19の恋③

衝撃的なカミングアウトから、私たちはより一層強い絆で結ばれた。
彼は私に「junが見たことのない世界を見せてあげたい。色んな経験をさせてあげたい。junと大切に大切に色んな思い出を作りながら過ごしていきたい」と言った。
私は彼に「あなたは色んな女性とお付き合いをしてきたと思う。でも、その誰よりもあなたを愛し、大切に想い続けていく。それを言葉と態度で示し続けたい」と言った。

時間があれば、私たちは色んな所に出かけた。
夏の晴れた日には海へ行き、秋はお弁当を作ってピクニックや紅葉狩りに行った。冬はイルミネーションを見たり箱根に温泉旅行に出かけたりした。
その中で、彼はいつも私を喜ばせ、驚かせてくれた。

「夜景が見たいなぁ」と呟けば「よし、東京タワー登りに行くか!」と片道1時間半はかかる中、閉館時間30分前になるにも関わらず車を走らせてくれた。
「晩御飯?中華にしようかな!」と言えば「じゃあ行ったことないところに連れて行くよ」と、赤坂離宮にポーンとひとっ走りしてくれた。
とても大人なエスコートに私はいつも目を丸くしながら、その時間を楽しんだ。
そんな彼に影響されて私も出来限り思いつくだけのサプライズを仕掛けた。いつも、どっちのサプライズが上手にできたかお互いに褒めあい、笑いあった。なんともくだらない、最高に幸せな時間だった。
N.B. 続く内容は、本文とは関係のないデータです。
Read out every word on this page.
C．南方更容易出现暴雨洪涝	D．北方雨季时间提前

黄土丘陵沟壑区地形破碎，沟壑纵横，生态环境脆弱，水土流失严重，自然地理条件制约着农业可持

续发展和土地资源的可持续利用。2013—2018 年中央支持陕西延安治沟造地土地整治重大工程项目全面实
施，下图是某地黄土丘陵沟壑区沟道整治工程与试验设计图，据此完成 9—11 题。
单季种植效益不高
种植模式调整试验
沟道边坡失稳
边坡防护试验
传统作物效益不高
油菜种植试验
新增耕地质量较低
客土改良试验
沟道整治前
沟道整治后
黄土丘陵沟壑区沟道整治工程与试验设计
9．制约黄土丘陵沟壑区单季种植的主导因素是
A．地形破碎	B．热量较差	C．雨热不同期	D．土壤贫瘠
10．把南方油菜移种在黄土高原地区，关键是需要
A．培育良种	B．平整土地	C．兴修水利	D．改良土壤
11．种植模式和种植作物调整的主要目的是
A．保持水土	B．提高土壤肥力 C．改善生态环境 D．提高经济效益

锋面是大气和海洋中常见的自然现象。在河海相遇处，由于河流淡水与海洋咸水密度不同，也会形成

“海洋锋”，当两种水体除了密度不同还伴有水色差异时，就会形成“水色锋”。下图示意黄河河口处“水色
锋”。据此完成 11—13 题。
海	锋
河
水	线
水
そして、女性としての喜びを教えてくれたのも彼だった。彼は優しく、時に何かを忘れるかのように私を抱いた。大人のするセックスだった、と今でも思う。
彼はいつも「jun愛してるよ」と言い、私を抱きしめて眠った。
1度彼が眠ったことを確認し、飲み物を取りにそっと腕枕から抜け出したことがあったが、それに気づいた彼が「jun!?」と私を呼び、駆け寄ってきて強く抱きしたことがあった。「どっかに行っちゃったかと思った。そんな夢を見てたのもあるけど・・・恥ずかしいな。ごめんな?ずっとずっと一緒にいてくれよ」そう言って強く抱きしめられたとき「あぁ、私はこの人とずっと一緒にいよう。この人のために幸せな人生を作る努力をしよう」と思った。

そんな愛おしい時間を私たちは出来るだけ写真に納めた。いつもデジカメを持ち歩いていた。
だから、私は19〜22までの写真がとってもとっても多い。
彼の車仲間には写真家がいて、ツーリングに行った時は車をバックによく写真を撮ってもらっていた。
二人で待ち受けにして「いい写真だね」と眺めたもんだ。

彼は、私と両親の時間も大切にしてくれた。「jun、親御さんは大切にしなくちゃいけないよ。今は嫌いでもいつかご両親の言っていることがわかるからね」と、喧嘩したときはいつも私をなだめながら、決して私の肩を持つことはなく両親を立ててくれた。少しでも両親の具合が悪いと告げると色んな差し入れをくれたり、心配の連絡をしてくれたりもした
自分がとても親不孝なことをしてしまったと、日々後悔しているのがよく伝わってきたが、純粋に嬉しかった。私の両親も大切にしてくれる彼となら結婚しても間違いないと思っていたからだ。

私は彼のすべてが愛おしかった。彼が望むことはなんでもしたし、私も彼に多くのことを望んでいたように思う。

今思えば”共依存”だったのだろう。
でも、そんな依存から徐々に徐々に遠ざかることになる。